The Rotary Club of Jacksonville heard a presentation Monday about the importance of early literacy and how that achievement – or the lack of it – is impacting Duval County, the state and the country.
David Lawrence, former publisher of the Detroit Free Press and Miami Herald, was the keynote speaker at the club’s meeting at the Omni Downtown.
He leads The Children’s Movement of Florida, an initiative to make all children the state’s No. 1 priority in decision-making and investment.
Lawrence is a member of the Governor’s Children’s Cabinet and a former chair of the Florida Partnership for School Readiness.
He graduated from the University of Florida with a degree in journalism and from the Advanced Management program at Harvard Business School.
Lawrence shared some statistics about education that surprised many of the club members. His information included a report issued two years ago by a committee of former military officers that determined that three out of four U.S. citizens ages 17-24 cannot enter the American military because of issues involving substance abuse, criminal justice, health or academic performance.

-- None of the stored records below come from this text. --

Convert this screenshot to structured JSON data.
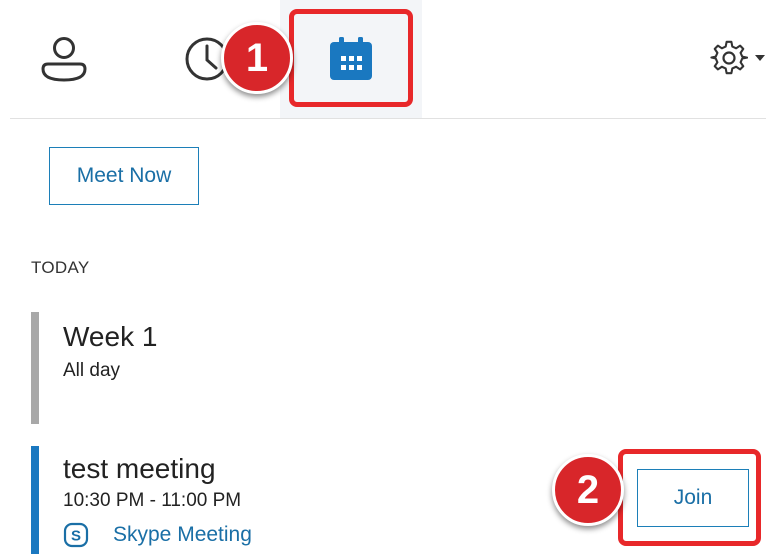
{
  "tabs": [
    {
      "name": "contacts",
      "icon": "person-icon"
    },
    {
      "name": "recent",
      "icon": "clock-icon"
    },
    {
      "name": "meetings",
      "icon": "calendar-icon",
      "selected": true
    }
  ],
  "settings": {
    "icon": "gear-icon",
    "dropdown_icon": "caret-down-icon"
  },
  "main": {
    "meet_now_label": "Meet Now",
    "section_label": "TODAY"
  },
  "meetings": [
    {
      "title": "Week 1",
      "subtitle": "All day",
      "status_color": "#a8a8a8"
    },
    {
      "title": "test meeting",
      "subtitle": "10:30 PM - 11:00 PM",
      "link_label": "Skype Meeting",
      "link_icon": "skype-icon",
      "join_label": "Join",
      "status_color": "#1a78c0"
    }
  ],
  "callouts": [
    {
      "number": "1",
      "target": "meetings-tab"
    },
    {
      "number": "2",
      "target": "join-button"
    }
  ],
  "colors": {
    "accent": "#1a6fa6",
    "callout_red": "#d8262a"
  }
}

“It’s a matter of national security,” said Lawrence.
He said he was speaking to the club on behalf of the 13,000 children born each year in Duval County and the 220,000 born each year in Florida.
Lawrence said that while the state has made some progress in education, the statistics are still discomforting.

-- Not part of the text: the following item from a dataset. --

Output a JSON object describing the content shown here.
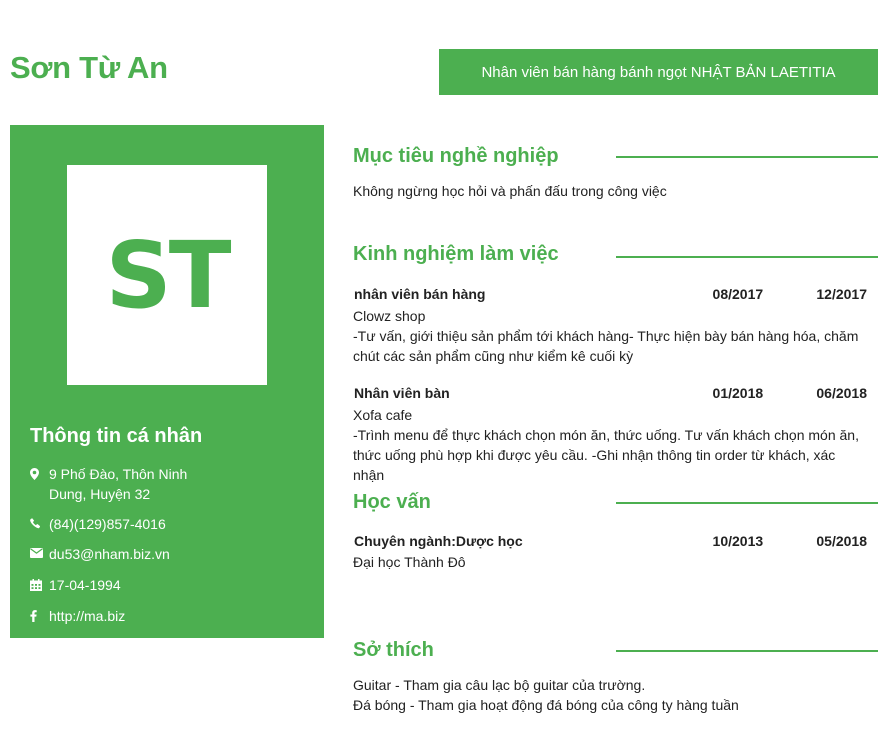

For example, 31 percent of third-grade students in Duval County cannot read at even minimally proficient levels and two-thirds of Duval County’s 10th-graders cannot read at grade level.
“The future of Florida and of America depends on growing more and better educated people. If we are both wise and prudent, our responses must begin with the earliest moments of life,” Lawrence said.
The education of young people must begin at an early age and failure to do so negatively affects a person throughout his or her life, he said.
“A full half of this country’s high school students lack the written, spoken, thinking and problem-solving skills that employers seek. The answer cannot be found in fixing 4th grade, 7th grade or somewhere in high school,” he said.
“Instead, the fix can be found where the most extraordinary return on investment occurs: in the earliest childhood years,” he said.
He said he has visited classrooms of 3-year-olds who couldn’t identify a rabbit or most other animals on the cover of a book.
He also has visited classrooms of 5-year-olds who couldn’t count to three or identify basic colors. That will “put them way behind” when they enter school and join the estimated 30 percent of children in Florida who are enrolled in first grade without those basic skills, said Lawrence.
Lawrence said research also indicates that one-third of children entering kindergarten cannot pay attention in class.
“If you can’t pay attention, you won’t learn, I promise you, no matter how smart you are. If 100 children leave first grade not really knowing how to read, by the end of fourth grade, 88 of those 100 still won’t really know how to read,” said Lawrence.
The Children’s Movement of Florida was launched 14 months ago and communicates weekly with 300,000 Floridians.
The organization’s surveys have revealed key issues Lawrence said the people of Florida would most support.
They include health insurance for all children, including the 20 percent of children in Duval County who have none; screening and treatment for children with special needs including autism; improving the quality of Florida’s pre-K educational program; and helping people develop high-quality parenting and mentoring skills.
Lawrence said The Children’s Movement’s agenda for the next year focuses on an effort to help Florida’s children learn to read no later than the third grade.
Increased funding for education and the resulting return on investment also is a major part of the organization’s platform, he said.
“Could it possibly make sense that our state allots just $2,383 for a slot in the pre-kindergarten program, in which 160,000 4-year-olds attend, yet we pay upwards of $51,000 to incarcerate a juvenile?
“This sort of wisdom puts us on a path that inevitably will lead to our state being unable to compete fully in the 21st century,” said Lawrence.
“That world, our world, begins with children. I have the greatest faith in your willingness to make a difference,” he said.
“That’s the most powerful message I’ve heard at this podium,” said club President Howard Dale.